The judge – U.S. District Judge Amy Totenberg – pointed out that Canon presented evidence that the companies continued to sell their toner bottles after learning of both Canon’s patent and Canon’s claim that the bottles were infringing it.

Back in June 2017, a federal jury awarded Canon a $4.5 million award after finding that the two companies “willfully infringed” upon a Canon patent (U.S. Patent Number 7,467,012) involving Canon toner bottles (see story here).

The jury handed out the verdict on Monday, June 19th, at the U.S. District Court for the Northern District of Georgia, Atlanta Division. It ordered General Plastic to pay Canon $3.7 million, and Color Imaging, to pay Canon $730,000.
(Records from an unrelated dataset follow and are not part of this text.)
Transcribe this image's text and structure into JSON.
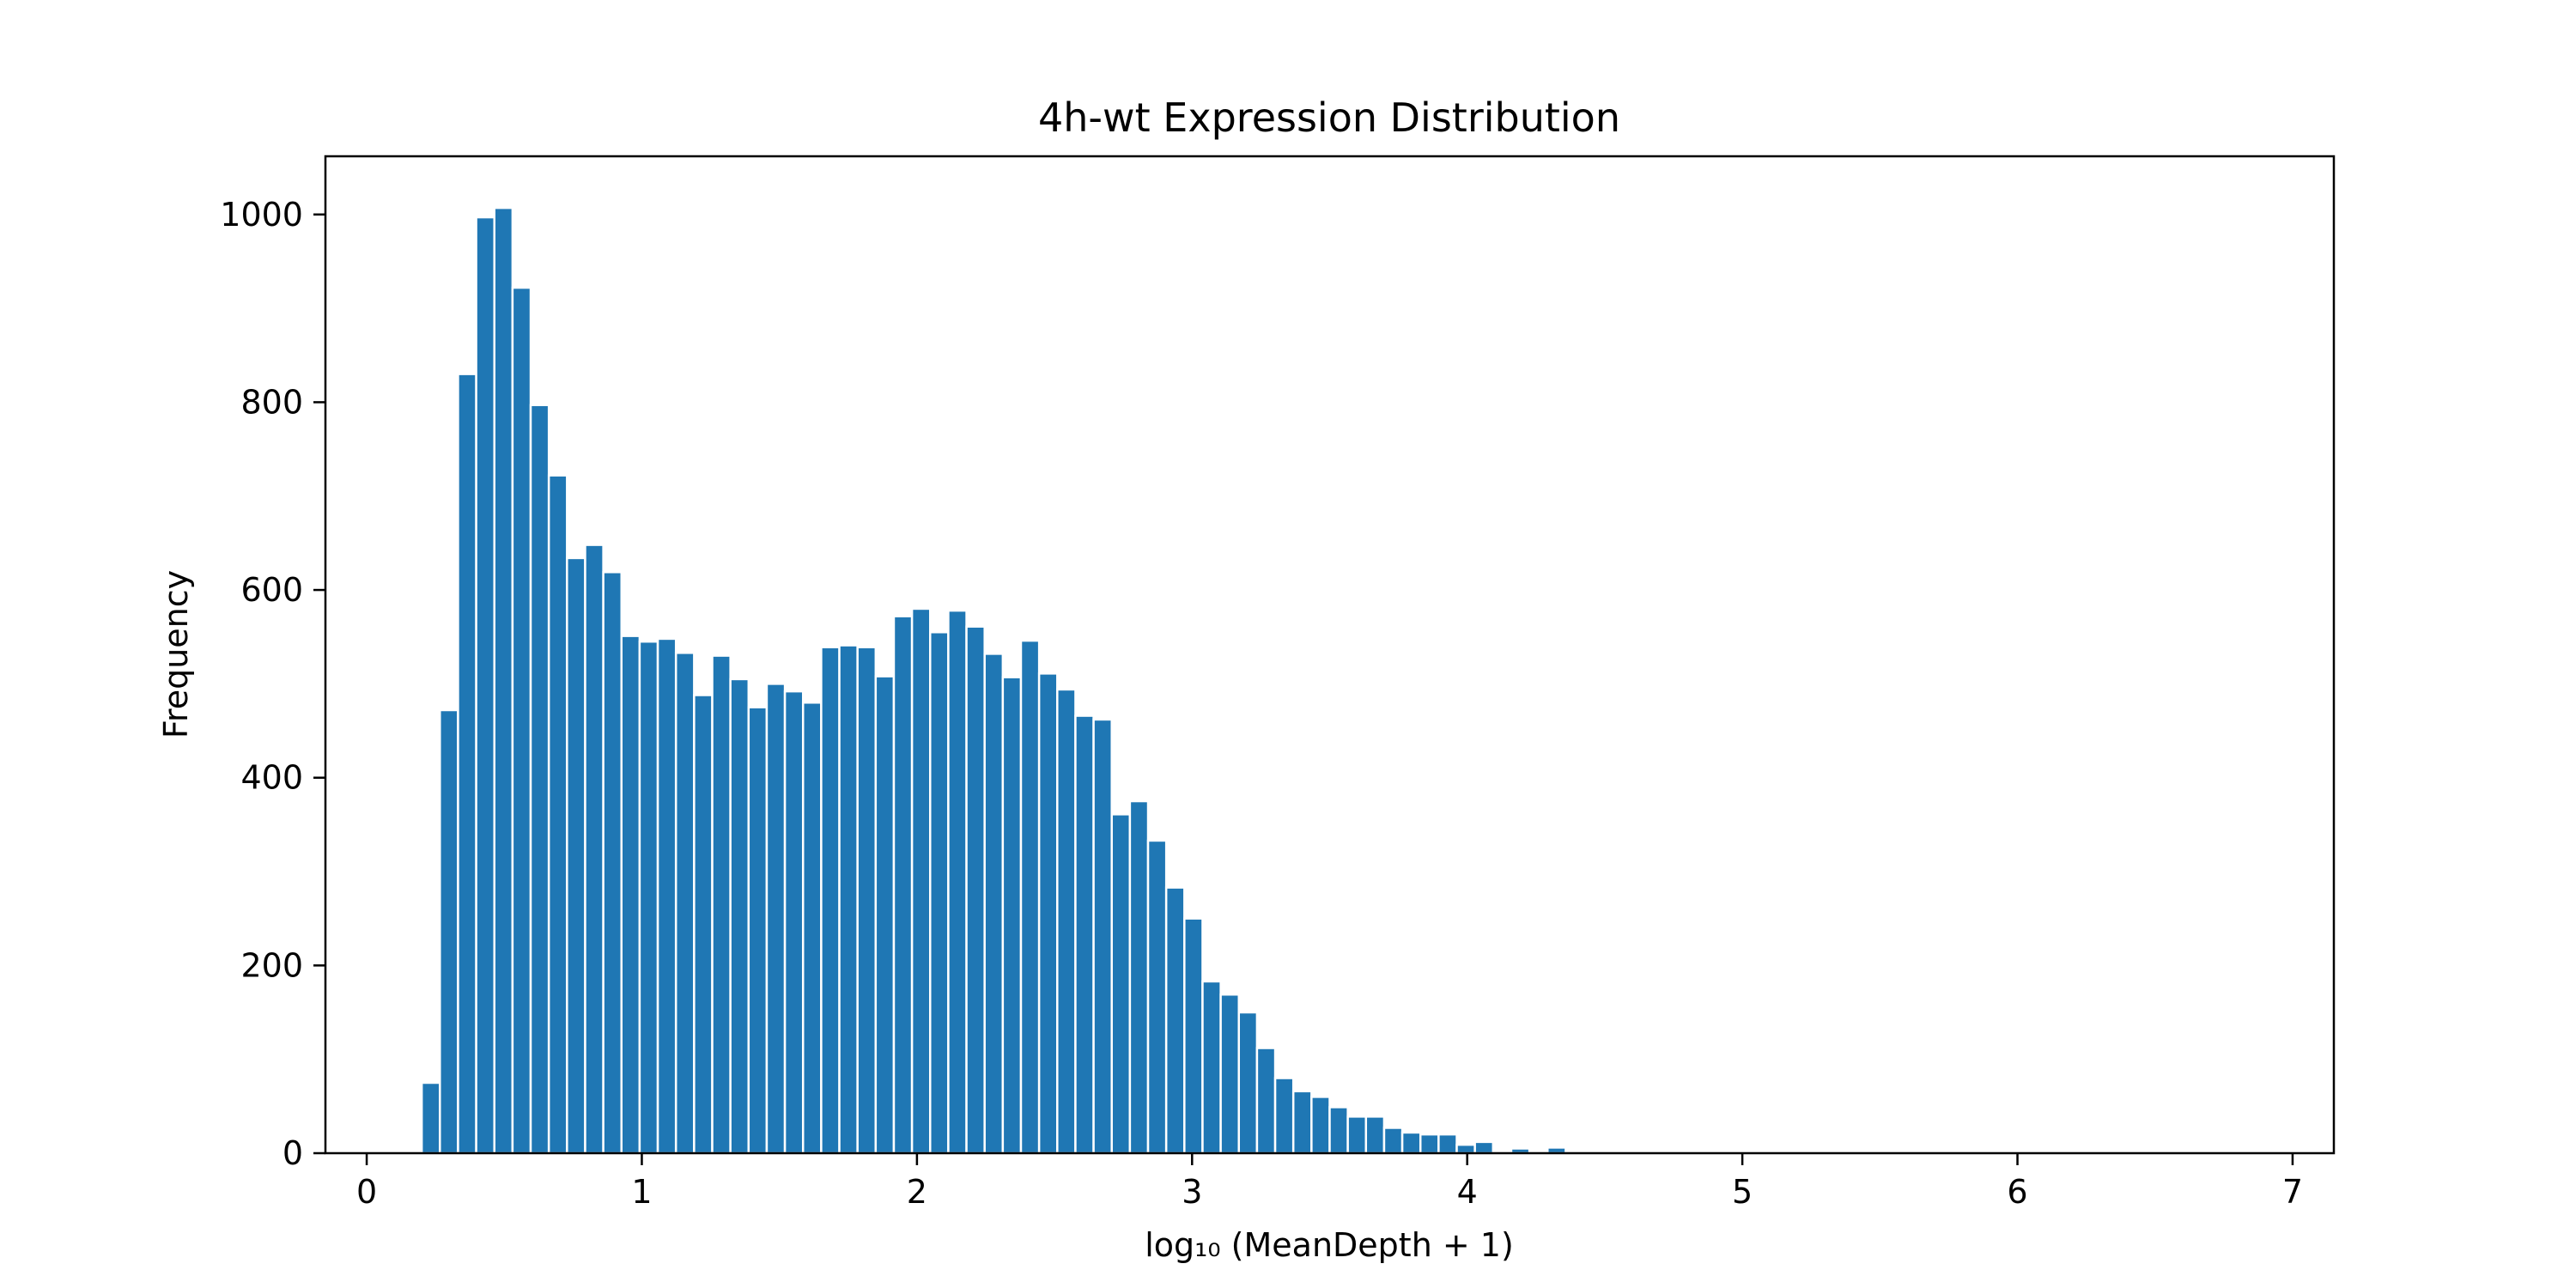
{
  "chart_data": {
    "type": "bar",
    "title": "4h-wt Expression Distribution",
    "xlabel": "log₁₀ (MeanDepth + 1)",
    "ylabel": "Frequency",
    "xlim": [
      -0.15,
      7.15
    ],
    "ylim": [
      0,
      1062
    ],
    "bin_width": 0.066,
    "bar_color": "#1f77b4",
    "grid": false,
    "xticks": [
      0,
      1,
      2,
      3,
      4,
      5,
      6,
      7
    ],
    "yticks": [
      0,
      200,
      400,
      600,
      800,
      1000
    ],
    "x": [
      0.2,
      0.266,
      0.332,
      0.398,
      0.464,
      0.53,
      0.596,
      0.662,
      0.728,
      0.794,
      0.86,
      0.926,
      0.992,
      1.058,
      1.124,
      1.19,
      1.256,
      1.322,
      1.388,
      1.454,
      1.52,
      1.586,
      1.652,
      1.718,
      1.784,
      1.85,
      1.916,
      1.982,
      2.048,
      2.114,
      2.18,
      2.246,
      2.312,
      2.378,
      2.444,
      2.51,
      2.576,
      2.642,
      2.708,
      2.774,
      2.84,
      2.906,
      2.972,
      3.038,
      3.104,
      3.17,
      3.236,
      3.302,
      3.368,
      3.434,
      3.5,
      3.566,
      3.632,
      3.698,
      3.764,
      3.83,
      3.896,
      3.962,
      4.028,
      4.094,
      4.16,
      4.226,
      4.292,
      4.358,
      4.424
    ],
    "values": [
      75,
      472,
      830,
      997,
      1007,
      922,
      797,
      722,
      634,
      648,
      619,
      551,
      545,
      548,
      533,
      488,
      530,
      505,
      475,
      500,
      492,
      480,
      539,
      541,
      539,
      508,
      572,
      580,
      555,
      578,
      561,
      532,
      507,
      546,
      511,
      494,
      466,
      462,
      361,
      375,
      333,
      283,
      250,
      183,
      169,
      150,
      112,
      80,
      66,
      60,
      49,
      39,
      39,
      27,
      22,
      20,
      20,
      9,
      12,
      0,
      5,
      0,
      6,
      0,
      2
    ]
  }
}
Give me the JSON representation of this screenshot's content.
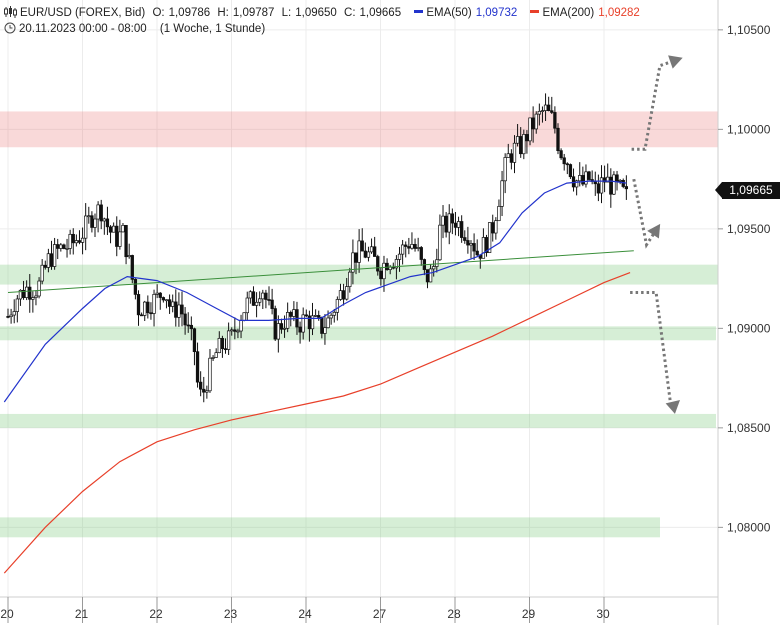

Canon had sued in 2011, accusing the companies of making and selling replacement toner bottles for use with Canon imageRunner copier/MFPs. General Plastic, which owns stock in Color Imaging, supplied the empty bottles that Color Imaging then filled, packaged, and warehoused.

Color Imaging and General Plastic appealed the decision.

This week,Judge Totenberg however wrote in her decision: “With or without [the expert’s] testimony, the jury had sufficient evidence to find that the Type B bottles met all the elements of the asserted claims, based on the court’s construction of the claim language as well as the jury’s own examination of the Type B bottles and how they worked in the Canon copiers.”

The two companies had also requested tossing the jury’s verdict or convening a new trial because, they said, the jury’s damage award was excessive and exceeded their current revenues.